Siamo sinceri: pochi giocatori hanno la velocità di esecuzione del nipponico, inteso come coordinazione occhio-braccio; Kei esplode colpi potenti e precisi, con entrambi i fondamentali a rimbalzo, producendosi in accelerazioni notevoli grazie al suo innato senso dell’anticipo. In piccolo, tecnicamente ricorda Agassi e non è un’eresia affermarlo.
Non sempre però, Nishikori riesce a sfruttare il suo gran potenziale al cento percento, mostrando lacune evidenti che i primi anni di professionismo (ormai sono quasi dieci sulle spalle) non hanno ancora colmato: il servizio non è all’altezza degli altri top player, specie con la seconda; il fisico paga la lunga distanza e la continuità di gioco, causandogli soventi infortuni, soprattutto a livello muscolare; nei punti decisivi, in particolare quando si tratta di salvare palle break o concretizzare le occasioni sul servizio avversari, si nota una mancanza di killer instinct.

Certo, scriviamo di un giocatore numero sei al mondo, che da quasi due anni è stabilmente in Top Ten e si è innalzato sino alla quarta posizione del ranking, che ha già disputato una finale Slam e due Masters 1000, che ha vinto 11 tornei ATP.
Eppure. Già, c’è un eppure. La sensazione che Nishikori lascia negli appassionati e negli addetti ai lavori è di “vorrei ma non posso”, o perlomeno “non ancora”. C’è un surplus di potenziale che il giapponese non è ancora riuscito a sfruttare appieno, un valore sommerso che potrebbe consentirgli il salto di qualità, per mettere il bastone fra le ruote ai primi cinque del mondo, i celebri Fab Four più Wawrinka.

Quando si pensa al prossimo vincitore Slam, prima ancora dei più giovani Kyrgios, Zverev, Fritz e Thiem, il nome che salta alla mente è il suo.

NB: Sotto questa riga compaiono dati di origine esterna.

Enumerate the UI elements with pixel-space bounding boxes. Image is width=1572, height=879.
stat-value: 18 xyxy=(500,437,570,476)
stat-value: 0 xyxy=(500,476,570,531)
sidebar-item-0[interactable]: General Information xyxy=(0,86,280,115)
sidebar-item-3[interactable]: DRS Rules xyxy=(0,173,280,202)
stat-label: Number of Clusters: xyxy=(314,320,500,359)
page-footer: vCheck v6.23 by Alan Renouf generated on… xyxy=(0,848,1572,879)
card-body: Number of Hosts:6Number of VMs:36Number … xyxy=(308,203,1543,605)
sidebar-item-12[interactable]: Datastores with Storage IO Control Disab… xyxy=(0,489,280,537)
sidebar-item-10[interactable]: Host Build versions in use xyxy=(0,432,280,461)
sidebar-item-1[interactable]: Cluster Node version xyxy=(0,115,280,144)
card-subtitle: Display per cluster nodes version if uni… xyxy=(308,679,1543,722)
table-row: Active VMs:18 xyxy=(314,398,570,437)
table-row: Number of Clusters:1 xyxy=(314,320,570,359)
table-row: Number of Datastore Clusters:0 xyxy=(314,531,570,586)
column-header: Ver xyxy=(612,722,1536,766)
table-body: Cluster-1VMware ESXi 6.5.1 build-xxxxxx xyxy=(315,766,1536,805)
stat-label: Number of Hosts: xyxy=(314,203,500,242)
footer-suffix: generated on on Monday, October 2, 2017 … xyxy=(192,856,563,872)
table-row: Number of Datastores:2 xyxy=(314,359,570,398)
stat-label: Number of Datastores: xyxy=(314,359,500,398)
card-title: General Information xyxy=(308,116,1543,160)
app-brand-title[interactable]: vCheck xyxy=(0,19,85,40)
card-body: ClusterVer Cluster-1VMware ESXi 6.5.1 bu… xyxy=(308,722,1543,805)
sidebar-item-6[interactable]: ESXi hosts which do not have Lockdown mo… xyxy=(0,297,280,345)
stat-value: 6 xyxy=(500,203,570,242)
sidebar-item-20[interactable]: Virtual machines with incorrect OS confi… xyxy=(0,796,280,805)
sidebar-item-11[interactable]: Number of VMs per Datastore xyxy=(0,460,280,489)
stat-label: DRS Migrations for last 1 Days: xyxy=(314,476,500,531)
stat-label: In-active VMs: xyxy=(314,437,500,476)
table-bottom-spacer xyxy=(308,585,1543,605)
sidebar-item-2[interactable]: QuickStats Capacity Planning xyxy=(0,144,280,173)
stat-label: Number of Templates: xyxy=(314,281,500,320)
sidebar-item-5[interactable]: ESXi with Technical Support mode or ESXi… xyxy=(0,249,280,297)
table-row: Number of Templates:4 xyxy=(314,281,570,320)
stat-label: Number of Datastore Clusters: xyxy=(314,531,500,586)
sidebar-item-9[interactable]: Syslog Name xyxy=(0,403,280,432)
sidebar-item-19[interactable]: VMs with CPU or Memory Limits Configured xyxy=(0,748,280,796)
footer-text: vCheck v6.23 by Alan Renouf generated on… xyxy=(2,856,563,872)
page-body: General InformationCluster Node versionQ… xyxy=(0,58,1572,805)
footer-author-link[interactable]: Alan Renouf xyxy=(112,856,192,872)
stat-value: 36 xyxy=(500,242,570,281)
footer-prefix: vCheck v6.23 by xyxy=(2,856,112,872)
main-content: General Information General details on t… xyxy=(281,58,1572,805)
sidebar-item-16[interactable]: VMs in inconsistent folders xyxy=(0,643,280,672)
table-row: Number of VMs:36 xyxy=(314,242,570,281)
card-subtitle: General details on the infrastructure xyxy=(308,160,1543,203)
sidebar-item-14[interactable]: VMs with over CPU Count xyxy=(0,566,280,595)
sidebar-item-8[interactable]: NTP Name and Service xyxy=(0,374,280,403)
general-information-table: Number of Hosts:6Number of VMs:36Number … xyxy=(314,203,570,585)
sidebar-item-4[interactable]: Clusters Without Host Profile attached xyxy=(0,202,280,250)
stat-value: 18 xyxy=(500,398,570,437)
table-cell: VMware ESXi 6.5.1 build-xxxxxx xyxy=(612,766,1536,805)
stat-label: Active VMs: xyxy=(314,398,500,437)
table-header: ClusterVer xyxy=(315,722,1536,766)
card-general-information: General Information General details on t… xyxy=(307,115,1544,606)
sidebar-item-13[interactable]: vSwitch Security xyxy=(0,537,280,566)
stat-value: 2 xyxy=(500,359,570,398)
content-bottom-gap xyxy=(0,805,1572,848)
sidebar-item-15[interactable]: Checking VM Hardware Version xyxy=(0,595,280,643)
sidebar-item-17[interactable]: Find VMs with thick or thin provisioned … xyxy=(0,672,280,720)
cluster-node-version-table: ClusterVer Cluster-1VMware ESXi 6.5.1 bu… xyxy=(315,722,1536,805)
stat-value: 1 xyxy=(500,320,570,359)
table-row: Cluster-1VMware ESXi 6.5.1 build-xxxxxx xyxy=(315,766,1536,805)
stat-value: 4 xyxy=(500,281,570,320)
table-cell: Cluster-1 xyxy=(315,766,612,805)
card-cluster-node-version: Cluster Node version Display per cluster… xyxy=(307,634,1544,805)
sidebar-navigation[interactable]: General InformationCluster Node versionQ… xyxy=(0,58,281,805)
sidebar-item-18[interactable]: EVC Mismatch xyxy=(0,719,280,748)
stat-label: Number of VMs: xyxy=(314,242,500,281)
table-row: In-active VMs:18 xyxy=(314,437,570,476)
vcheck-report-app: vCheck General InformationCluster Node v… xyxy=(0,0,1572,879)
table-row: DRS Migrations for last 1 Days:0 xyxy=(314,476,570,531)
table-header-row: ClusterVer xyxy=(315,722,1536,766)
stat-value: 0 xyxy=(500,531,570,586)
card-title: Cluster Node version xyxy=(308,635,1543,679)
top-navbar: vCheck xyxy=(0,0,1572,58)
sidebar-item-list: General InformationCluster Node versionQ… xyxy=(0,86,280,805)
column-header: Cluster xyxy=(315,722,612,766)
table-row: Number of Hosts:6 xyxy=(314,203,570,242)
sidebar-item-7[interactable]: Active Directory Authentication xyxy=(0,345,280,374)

Kei Nishikori. Lo avevano sperato in tanti a New York 2014, ed evidentemente Marin Cilic non era della stessa idea, così come il suo servizio e il suo dritto. Ma l’allievo di Michael Chang ha tutti i numeri per riuscire nell’impresa, la sensazione è che abbia soltanto bisogno di una scossa. Ogni volta che ci si avvicina, Kei tituba un istante di troppo, quello fatale.

La storia del tennis è ricca di giocatori mai concretizzatisi appieno, prospetti di campione rimasti tali. In questo caso però non parliamo di un carattere troppo fragile né bizzoso. Proprio Chang sta lavorando su questi aspetti del ragazzo, cercando di potenziare la “tigna”, quella che per gli spagnoli è la “garra”, così come la concentrazione nei momenti cruciali. Al giapponese non fa difetto il coraggio, bensì la formula giusta per credere nelle proprie armi quando è più necessario. Nishikori spesso fa il suo, battendo giocatori alla portata, arrivando soltanto vicino a piegare i top players.

Giusto per dare qualche numero, prendiamo in considerazione gli head to head con gli attuali Top Five: con Djokovic è 2 vinte-7 perse, con Murray 1-6, con Federer 2-4, con Wawrinka 1-3, con Nadal 1-9. A conferma del nostro teorema, questi invece gli incroci con gli altri stabili Top Ten di questi anni: con Tsonga 5 vinte-2 perse, con Ferrer 8-4, con Berdych 4-1, con Raonic 5-2, con Gasquet 0-6 (unica eccezione ma con quattro sfide datate prima del 2014).

Il brutto anatroccolo deve decidere se diventare cigno, ma deve farlo in fretta, perché il tempo scorre veloce e chi come lui è nato alla fine degli anni Ottanta, si trova in uno scomodo sandwich: da una parte i vecchi campioni mal disposti a mollare, dall’altra i giovani rampanti che spingono. Deve affrettarsi a trasformarsi in vincente, pena la condanna a una onesta (si fa per dire, eh) carriera da Berdych.